Taylor County is considered to be in West Texas and many feel that it is where West Texas begins. It is located northwest of the geographic center of the State. Its county seat from 1878 to 1883 was Buffalo Gap, but since then has been Abilene.
The county is named for three brothers, Edward, George and James Taylor who all died at the Alamo, it is generally thought. All three were privates in the army of Alamo defenders. Their parents were Anson and Elizabeth Taylor. The town of Anson is also located nearby in Jones County just to the north, but it is not named for their father. Most accounts state that immediately before they joined the Army, they were employed picking cotton on the farm of a Captain Dorsett in Liberty, Texas when news circulated of revolution.

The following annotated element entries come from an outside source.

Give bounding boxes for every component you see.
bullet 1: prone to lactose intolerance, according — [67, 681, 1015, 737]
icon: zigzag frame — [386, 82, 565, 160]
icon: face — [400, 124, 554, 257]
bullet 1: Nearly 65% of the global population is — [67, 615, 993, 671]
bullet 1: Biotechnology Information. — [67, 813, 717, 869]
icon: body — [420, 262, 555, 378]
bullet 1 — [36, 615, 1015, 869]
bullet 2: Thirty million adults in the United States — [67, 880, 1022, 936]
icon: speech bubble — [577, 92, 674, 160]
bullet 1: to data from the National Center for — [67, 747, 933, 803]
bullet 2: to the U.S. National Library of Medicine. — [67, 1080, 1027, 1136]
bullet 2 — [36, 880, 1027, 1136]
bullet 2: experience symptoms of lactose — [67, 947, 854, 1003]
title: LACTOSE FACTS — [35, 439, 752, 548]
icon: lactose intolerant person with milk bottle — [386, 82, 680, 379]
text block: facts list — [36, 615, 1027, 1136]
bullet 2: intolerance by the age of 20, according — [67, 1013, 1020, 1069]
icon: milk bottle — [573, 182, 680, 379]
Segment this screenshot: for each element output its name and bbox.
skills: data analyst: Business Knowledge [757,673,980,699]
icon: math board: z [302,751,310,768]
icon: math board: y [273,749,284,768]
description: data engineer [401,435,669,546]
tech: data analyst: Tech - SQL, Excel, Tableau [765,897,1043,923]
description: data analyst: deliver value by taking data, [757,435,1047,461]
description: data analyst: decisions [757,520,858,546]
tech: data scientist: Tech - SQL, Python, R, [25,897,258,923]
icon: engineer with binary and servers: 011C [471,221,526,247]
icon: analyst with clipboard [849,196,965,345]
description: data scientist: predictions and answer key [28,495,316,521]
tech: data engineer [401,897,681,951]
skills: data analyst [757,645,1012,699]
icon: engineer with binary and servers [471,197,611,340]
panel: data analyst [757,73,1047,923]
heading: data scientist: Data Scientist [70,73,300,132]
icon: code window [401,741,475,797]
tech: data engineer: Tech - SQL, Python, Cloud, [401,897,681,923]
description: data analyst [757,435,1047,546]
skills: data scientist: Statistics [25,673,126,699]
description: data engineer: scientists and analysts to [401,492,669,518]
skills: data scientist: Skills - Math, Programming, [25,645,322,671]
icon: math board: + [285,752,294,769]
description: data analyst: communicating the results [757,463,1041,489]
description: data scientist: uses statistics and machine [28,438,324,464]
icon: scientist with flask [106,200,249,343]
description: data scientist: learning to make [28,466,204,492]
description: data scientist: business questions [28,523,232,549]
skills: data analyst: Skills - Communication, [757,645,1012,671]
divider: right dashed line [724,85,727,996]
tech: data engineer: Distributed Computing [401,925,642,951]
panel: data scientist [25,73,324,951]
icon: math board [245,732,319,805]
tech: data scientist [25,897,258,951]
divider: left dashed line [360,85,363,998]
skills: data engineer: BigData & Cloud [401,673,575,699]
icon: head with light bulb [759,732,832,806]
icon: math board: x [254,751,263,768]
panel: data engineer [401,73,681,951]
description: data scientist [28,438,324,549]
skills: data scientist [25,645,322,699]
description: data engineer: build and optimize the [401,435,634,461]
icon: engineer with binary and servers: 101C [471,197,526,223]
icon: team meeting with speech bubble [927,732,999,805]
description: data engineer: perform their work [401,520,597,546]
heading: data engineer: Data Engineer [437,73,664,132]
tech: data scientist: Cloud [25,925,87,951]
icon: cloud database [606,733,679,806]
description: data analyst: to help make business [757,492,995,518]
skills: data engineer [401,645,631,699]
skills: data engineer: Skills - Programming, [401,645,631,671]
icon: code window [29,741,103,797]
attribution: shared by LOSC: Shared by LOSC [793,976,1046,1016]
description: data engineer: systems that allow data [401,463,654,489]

Once they had completed the job, they joined the Army of the Texas Revolution.
Edward was the oldest of the trio and was 24 years old when the siege of the Alamo began. There is some support for the brothers having died at the Battle of Goliad or having fought at Goliad and escaped to fight at the Alamo. Some confusion may also have resulted from there having been a Goliad victim named Edward Taylor Wingate, but the majority of sources follow the account that the brothers died March 6, 1836 at the Alamo and their remains, like the other defenders, are interred in the nearby San Fernando Cathedral in San Antonio.
They were all three awarded Land Bounties and Donations as having been Alamo casualties. Quoting from the website of the Texas Historical Association, “Both the republic and state granted lands for military service in the form of bounty and donation grants. An act of December 21, 1837, provided for donation certificates of 640 acres each to all persons who had engaged in the battle of San Jacinto, to all who were wounded the day before, and to all who were detailed to guard the baggage at Harrisburg; by the same act bounty warrants were granted to those who had participated in the siege of Bexar, the Goliad campaigns of 1835 and 1836, and the battle of the Alamo, or to their survivors.” It is unknown at this point who might have claimed or benefited from the grants awarded to the Taylor brothers.
There is an account in Zachary Taylor Fulmore’s 1915 book entitled “The History and Geography of Texas as Told in County Names” of an Indian attack on the residence of Edward Taylor and his family. The attack had been going for a while and just as Edward Taylor was at the point of surrendering, his wife reportedly put out a fire in the cabin with a supply of milk and homemade vinegar after their water supply was exhausted. The family was able to drive off the attackers and they all survived. At this writing, we have not been able to find another source for this story, though it is occasionally repeated in some newspaper articles about the origin of the names of Texas counties.
In film, the role of Edward Taylor was portrayed by Ethan Wayne, son of John Wayne, in “The Alamo: 13 Days to Glory” released in 1987. The part of George Taylor was played by Tony Becker. None of the brothers are directly named as characters in either the 1960 film directed by John Wayne or the 2004 release directed by John Lee Hancock.
(image credit: Jeannie Wesley)
Above is the bronze sculpture mounted in the center of a large pink granite block that sits on the grounds of the old county court house near 4th and Oak in downtown Abilene. It depicts the Taylor brothers and was created by sculptor Lincoln Borglum of Beeville, Texas. Lincoln was the son of Gutzon Borglum, who designed and constructed Mt. Rushmore National Memorial. The elder Borglum died in 1941, near the end of the project. Since Lincoln was also a sculptor and had been involved with the work from the beginning, he was chosen to complete it, which he did in 1944, remaining on the job until a few months before the dedication.
The Abilene sculpture was commissioned by the U. S. Daughters of 1812 in 1955 to be unveiled at the 75th Anniversary of the founding of Abilene the following year. On Monday April 9, 1956, the monument was unveiled in a ceremony on the court house grounds, bearing the famous words of William Travis, “I Shall Never Surrender or Retreat.”